Ханс чертыхнулся. Он не ожидал никаких посылок. Нажав кнопку кухонного телефона, он сказал:

— Минутку подождите. — И пошел одевать брюки. Поспешно натянув их, он прошел через гостиную в прихожую с голым паркетным полом, отпер дверь и распахнул ее. Дом выходил фасадом на восток, и фигура у входа как бы подсвечивалась сзади. Посыльному было на вид лет сорок, он был очень высок — добрых два метра — и худ. Судя по внешности, лет десять назад он мог быть баскетболистом. Его лицо с резкими чертами покрывал сильный загар, словно он недавно вернулся с юга. У Ханса мелькнула мысль, что, наверно, эти парни-посыльные из ОПС неплохо зарабатывают.

— Вы Ханс Ларсен? — спросил посыльный. Он говорил с каким-то акцентом: то ли британским, то ли австралийским — Ханс никогда не мог их толком различить.

Ханс кивнул:

— К вашим услугам.

Посыльный протянул ему коробку. Она имела форму куба с ребром длиной около полуметра и оказалась неожиданно тяжелой — словно кто-то прислал ему минералогическую коллекцию. Как только его руки освободились, верзила потянулся к своему поясу, где на металлической цепочке висела маленькая электронная записная книжка. Ханс повернулся, чтобы поставить коробку.

В тот же момент его настиг болезненный удар в основание шеи, и он почувствовал, что ноги у него стали ватными. Упав ничком — его потянул вперед вес коробки, — он спиной ощутил тяжесть ладони, прижимающей его к полу. Ханс попытался заговорить, но язык его не слушался. Посыльный носком ботинка перекатил его на спину, а затем он услышал, как щелкнул замок захлопнутой наружной двери. В затуманенном мозгу Ханса промелькнула какая-то нелепая мысль, но уже в следующий момент он понял, что его оглушили станнером, прибором, который он до сих пор видел лишь в детективных фильмах по телевизору, лишив его возможности управлять своими мышцами.
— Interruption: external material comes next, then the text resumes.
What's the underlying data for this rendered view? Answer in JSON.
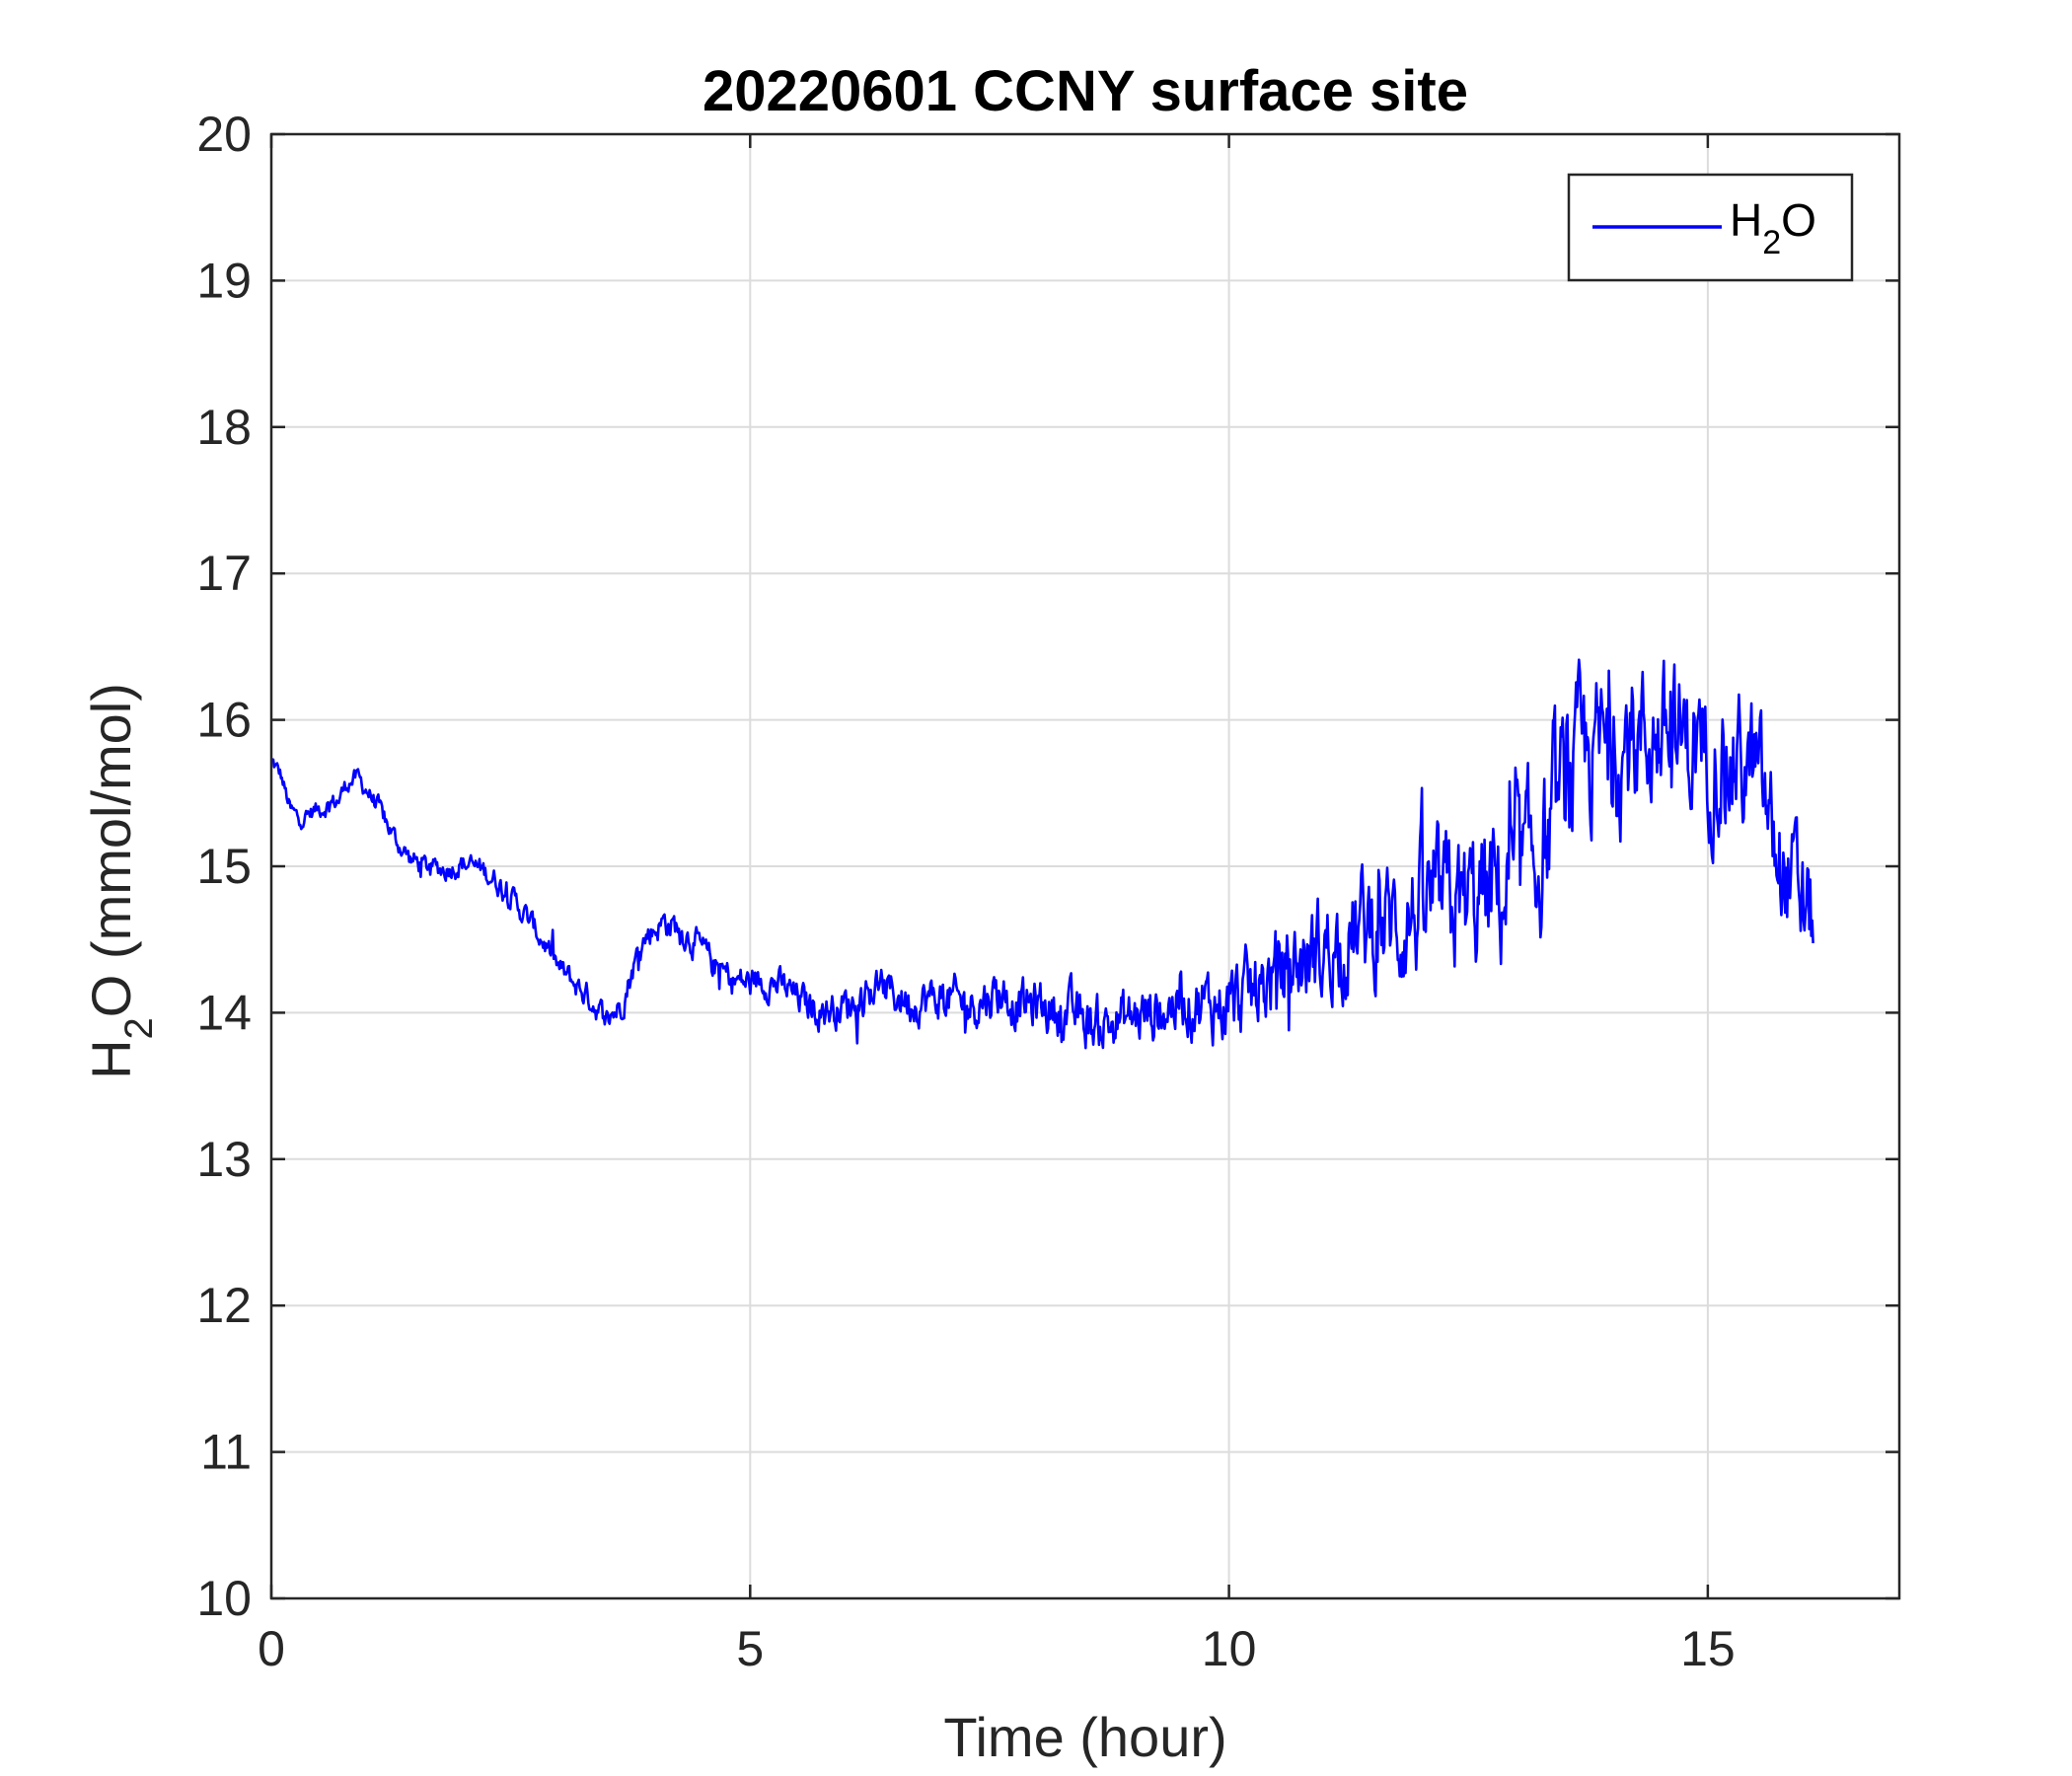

Потрясение оказалось настолько сильным, что он намочил штаны.

Ханс попытался крикнуть, но выдавил из себя лишь слабый стон.

Тем временем долговязый тип прошел в глубину прихожей и встал перед Хансом. С огромным усилием ему удалось поднять голову. Этот человек теперь что-то делал со своим поясом. Клапан из черной кожи открылся, и Ханс увидел длинное тонкое лезвие ножа, засверкавшее в лучах света, просачивавшегося по краям штор гостиной.